THE
FRACTAL LIE for
Gustaf Sobin “Do not allow yourself to be imprisoned by any affection.
Keep your solitude.”
--Simone Weil
My
sleeping dragons, figurines, and
walls: all
around my fears are breaking
up. Things outside this
room are things I
used to think I’d need. I’ve
taught myself to be alone.
I
now define myself with
thought and know that objects really
aren’t the things I need.
I
reinvent myself each time I
look around (as if I were a
clock or changed with every shift
in tone).
Ruskin
had us say that color, form
were not enough, and he was
wrong. What we need most now are
mirrors or a lake.

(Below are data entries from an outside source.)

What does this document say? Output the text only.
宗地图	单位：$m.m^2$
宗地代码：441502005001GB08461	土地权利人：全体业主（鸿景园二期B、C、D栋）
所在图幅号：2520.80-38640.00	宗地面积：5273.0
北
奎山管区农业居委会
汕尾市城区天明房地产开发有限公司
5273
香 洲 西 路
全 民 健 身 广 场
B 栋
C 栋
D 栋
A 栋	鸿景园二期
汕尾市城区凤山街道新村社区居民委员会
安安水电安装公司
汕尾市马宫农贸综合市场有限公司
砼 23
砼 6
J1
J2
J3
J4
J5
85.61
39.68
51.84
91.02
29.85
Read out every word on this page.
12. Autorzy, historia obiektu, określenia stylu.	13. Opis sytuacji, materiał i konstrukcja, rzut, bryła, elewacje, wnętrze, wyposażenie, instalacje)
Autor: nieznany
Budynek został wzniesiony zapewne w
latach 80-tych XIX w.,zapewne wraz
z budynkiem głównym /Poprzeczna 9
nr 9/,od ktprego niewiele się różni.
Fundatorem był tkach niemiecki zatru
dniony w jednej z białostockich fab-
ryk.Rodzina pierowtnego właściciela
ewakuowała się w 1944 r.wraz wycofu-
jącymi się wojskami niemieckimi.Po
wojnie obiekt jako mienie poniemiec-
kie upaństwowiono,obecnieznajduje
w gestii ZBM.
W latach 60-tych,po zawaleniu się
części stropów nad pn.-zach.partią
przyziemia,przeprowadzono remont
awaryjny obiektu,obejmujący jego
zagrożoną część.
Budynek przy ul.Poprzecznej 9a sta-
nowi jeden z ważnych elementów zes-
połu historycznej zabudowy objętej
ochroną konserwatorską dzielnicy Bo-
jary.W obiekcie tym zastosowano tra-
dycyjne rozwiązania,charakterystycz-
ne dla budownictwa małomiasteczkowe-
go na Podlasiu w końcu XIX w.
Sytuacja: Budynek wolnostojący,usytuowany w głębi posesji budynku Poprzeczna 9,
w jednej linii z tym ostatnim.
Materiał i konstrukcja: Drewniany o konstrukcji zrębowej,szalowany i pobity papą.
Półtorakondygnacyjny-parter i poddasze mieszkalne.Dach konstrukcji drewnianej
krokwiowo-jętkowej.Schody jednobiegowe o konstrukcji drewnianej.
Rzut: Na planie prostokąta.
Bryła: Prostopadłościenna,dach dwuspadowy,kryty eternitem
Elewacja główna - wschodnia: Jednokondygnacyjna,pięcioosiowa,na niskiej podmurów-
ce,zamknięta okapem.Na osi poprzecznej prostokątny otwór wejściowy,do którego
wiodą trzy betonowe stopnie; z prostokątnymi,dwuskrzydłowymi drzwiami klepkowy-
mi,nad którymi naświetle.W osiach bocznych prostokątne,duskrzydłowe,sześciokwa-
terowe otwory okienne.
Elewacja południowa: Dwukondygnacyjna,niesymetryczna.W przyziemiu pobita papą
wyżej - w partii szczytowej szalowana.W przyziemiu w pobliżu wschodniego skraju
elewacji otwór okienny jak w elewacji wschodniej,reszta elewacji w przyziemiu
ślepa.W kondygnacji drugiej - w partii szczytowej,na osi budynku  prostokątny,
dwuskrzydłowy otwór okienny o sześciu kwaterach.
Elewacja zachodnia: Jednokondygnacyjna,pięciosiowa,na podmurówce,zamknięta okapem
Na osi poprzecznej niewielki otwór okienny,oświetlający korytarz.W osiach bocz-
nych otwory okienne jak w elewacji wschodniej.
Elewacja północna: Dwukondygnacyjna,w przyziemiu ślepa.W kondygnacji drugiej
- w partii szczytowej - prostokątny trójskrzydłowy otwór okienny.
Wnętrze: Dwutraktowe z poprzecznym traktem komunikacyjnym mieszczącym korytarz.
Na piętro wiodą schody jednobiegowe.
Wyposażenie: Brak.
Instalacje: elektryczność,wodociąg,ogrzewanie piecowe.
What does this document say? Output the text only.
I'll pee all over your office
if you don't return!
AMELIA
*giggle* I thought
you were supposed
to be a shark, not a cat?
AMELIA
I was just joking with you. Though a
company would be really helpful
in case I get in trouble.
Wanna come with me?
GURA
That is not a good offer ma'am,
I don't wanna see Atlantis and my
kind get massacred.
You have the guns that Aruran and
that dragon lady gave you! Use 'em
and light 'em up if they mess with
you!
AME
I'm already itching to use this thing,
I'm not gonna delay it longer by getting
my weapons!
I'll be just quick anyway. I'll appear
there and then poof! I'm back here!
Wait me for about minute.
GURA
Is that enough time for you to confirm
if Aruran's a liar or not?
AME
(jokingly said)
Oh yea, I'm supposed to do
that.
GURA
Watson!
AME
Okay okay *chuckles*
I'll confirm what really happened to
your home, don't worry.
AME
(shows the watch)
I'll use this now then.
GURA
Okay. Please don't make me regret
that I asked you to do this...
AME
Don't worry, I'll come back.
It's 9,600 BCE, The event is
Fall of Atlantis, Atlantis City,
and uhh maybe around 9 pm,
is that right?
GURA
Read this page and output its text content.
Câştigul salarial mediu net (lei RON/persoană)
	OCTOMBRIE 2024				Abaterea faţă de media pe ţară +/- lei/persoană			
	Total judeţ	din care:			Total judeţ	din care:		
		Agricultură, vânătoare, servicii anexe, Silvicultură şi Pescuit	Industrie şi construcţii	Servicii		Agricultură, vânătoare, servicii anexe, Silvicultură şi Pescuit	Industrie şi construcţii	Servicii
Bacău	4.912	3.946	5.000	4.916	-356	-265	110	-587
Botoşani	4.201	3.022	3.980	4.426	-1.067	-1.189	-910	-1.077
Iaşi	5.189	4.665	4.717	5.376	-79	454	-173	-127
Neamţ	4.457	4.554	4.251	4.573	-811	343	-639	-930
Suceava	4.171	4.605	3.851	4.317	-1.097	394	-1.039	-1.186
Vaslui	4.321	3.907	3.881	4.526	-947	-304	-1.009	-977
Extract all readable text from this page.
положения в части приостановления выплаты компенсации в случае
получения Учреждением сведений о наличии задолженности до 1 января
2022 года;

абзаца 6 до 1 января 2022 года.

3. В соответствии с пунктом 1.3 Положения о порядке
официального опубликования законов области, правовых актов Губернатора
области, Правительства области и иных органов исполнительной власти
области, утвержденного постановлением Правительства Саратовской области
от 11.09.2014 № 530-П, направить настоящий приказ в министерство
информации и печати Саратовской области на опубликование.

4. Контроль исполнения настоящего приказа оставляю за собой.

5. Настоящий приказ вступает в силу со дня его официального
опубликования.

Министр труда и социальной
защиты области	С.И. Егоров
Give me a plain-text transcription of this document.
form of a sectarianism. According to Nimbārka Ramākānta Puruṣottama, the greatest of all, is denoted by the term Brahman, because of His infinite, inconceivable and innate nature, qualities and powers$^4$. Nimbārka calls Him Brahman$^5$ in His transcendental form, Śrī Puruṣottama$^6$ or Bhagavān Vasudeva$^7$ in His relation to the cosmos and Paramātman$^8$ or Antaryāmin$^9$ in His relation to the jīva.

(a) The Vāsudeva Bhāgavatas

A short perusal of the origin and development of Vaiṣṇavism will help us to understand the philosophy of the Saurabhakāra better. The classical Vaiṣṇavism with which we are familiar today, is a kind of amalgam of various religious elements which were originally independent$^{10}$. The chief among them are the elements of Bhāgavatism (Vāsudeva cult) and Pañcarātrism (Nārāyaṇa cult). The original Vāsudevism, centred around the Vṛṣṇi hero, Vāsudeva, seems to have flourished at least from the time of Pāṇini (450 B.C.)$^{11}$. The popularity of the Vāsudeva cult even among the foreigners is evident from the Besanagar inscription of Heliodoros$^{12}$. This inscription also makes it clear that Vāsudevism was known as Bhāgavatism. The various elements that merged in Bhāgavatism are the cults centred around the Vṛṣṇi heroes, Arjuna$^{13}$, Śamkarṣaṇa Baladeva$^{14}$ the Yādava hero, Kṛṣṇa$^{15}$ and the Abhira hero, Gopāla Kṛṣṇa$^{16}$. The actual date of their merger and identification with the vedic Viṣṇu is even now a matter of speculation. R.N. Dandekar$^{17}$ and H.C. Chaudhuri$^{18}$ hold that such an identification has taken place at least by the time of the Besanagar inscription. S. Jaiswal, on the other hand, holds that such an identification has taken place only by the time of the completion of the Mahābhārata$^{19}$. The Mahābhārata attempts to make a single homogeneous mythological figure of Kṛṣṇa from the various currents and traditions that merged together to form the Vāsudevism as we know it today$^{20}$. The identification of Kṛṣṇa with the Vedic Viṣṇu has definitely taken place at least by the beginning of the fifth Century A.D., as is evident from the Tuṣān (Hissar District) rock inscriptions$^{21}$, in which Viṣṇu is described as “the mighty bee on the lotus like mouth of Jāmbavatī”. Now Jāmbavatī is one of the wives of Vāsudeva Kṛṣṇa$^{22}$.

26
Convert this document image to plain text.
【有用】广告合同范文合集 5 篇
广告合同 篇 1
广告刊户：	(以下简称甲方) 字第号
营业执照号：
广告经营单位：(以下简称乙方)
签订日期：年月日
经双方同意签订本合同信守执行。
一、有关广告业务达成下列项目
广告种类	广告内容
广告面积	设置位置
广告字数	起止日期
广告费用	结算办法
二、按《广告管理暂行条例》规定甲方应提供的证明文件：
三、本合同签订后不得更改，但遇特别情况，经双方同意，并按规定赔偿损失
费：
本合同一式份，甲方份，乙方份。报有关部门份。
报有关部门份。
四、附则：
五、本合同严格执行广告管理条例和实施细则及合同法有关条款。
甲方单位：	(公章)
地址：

Just enough to
hold us
for
one moment still.
As
Heraclitus said, all
is change.
But here I compromise, for it’s much
more (and less) than that. In truth, I never need to keep my promises or count
on those I hear. Nothing can repeat, no matter how I’d wish it otherwise. Each
season is a free-for-all. The water’s always sweet. I see my flowers growing in
an amber air. I make believe it’s August with young boys playing soccer in the
dawn. Then the air is full of locusts, and then I stand beneath Sophia’s dome,
listening to the rain. Forms of dervishes fill my room with light. I cannot
live without my words and yet I feel a cadence bringing back my image to
myself. The anger in my fingers passes into air.